Treatment is not necessary unless the symptoms bother you. Many women seek treatment by the time the uterus drops to the opening of the vagina.
Weight loss is recommended in obese women with uterine prolapse.
Heavy lifting or straining should be avoided, because they can worsen symptoms.
Coughing can also make symptoms worse. If you a chronic cough, ask your doctor how to prevent or treat it. If you smoke, try to quit. Smoking can cause a chronic cough.
Your doctor may recommend placing a rubber or plastic donut-shaped device, called a pessary, into the vagina. This device hold the uterus in place. It may be temporary or permanent. Vaginal pessaries are fitted for each individual woman. Some are similar to a diaphragm used for birth control.
Pessaries must be cleaned from time to time, sometimes by the doctor or nurse. Many women can be taught how to insert, clean, and remove the pessary herself.

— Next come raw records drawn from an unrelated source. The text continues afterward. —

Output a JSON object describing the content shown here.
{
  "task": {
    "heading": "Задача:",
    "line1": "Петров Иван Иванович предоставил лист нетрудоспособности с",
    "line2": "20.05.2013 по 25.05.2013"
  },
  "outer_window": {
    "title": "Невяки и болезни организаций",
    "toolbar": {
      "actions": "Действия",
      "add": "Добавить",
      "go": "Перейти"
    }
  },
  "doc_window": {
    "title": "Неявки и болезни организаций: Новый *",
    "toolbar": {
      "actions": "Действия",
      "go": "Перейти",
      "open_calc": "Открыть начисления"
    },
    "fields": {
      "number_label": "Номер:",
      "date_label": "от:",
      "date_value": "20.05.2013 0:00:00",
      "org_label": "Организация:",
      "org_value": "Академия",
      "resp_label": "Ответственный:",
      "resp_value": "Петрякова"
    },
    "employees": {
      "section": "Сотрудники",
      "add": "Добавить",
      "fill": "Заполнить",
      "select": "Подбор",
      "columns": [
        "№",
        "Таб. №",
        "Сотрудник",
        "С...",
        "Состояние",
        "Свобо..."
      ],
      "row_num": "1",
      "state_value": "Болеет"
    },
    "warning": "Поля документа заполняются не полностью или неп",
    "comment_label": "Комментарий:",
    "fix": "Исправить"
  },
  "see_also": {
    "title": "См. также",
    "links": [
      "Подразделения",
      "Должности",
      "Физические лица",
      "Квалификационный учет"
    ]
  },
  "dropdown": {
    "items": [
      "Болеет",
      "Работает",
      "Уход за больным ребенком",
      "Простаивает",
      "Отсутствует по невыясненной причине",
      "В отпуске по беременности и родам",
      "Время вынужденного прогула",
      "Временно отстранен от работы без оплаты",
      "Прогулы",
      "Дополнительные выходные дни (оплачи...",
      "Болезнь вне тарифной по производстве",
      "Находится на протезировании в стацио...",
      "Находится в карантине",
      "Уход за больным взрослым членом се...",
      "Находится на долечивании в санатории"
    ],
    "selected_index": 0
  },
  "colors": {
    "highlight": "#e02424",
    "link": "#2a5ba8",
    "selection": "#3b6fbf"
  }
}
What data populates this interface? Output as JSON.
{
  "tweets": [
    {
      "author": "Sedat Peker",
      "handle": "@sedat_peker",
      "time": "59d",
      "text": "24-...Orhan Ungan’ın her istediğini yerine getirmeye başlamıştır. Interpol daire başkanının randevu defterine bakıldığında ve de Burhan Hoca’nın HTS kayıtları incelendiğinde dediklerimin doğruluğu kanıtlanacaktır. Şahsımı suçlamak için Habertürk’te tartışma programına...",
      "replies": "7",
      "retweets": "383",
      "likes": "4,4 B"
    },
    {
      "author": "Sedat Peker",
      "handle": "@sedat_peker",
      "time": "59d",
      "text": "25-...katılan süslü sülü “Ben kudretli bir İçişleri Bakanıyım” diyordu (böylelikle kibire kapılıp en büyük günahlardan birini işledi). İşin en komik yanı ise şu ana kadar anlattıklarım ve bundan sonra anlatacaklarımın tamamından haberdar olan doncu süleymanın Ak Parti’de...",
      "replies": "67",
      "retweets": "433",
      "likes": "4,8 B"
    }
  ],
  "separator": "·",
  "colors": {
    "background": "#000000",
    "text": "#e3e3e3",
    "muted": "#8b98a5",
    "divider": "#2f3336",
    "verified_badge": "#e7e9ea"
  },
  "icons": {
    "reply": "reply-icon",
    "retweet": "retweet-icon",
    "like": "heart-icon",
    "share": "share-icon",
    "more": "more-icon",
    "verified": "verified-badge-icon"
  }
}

Side effects of pessaries include:
- Foul smelling discharge from the vagina
- Irritation of the lining of the vagina
- Ulcers in the vagina
- Problems with normal sexual intercourse and penetration
Surgery should not be done until the prolapse symptoms are worse than the risks of having surgery. The specific type of surgery depends on:
- Degree of prolapse
- Desire for future pregnancies
- Other medical conditions
- The women's desire to retain vaginal function
- The woman's age and general health
There are some surgical procedures that can be done without removing the uterus, such as a sacrospinous fixation . This procedure involves using nearby ligaments to support the uterus. Other procedures are available.
Often, a vaginal hysterectomy is used to correct uterine prolapse. Any sagging of the vaginal walls, urethra, bladder, or rectum can be surgically corrected at the same time.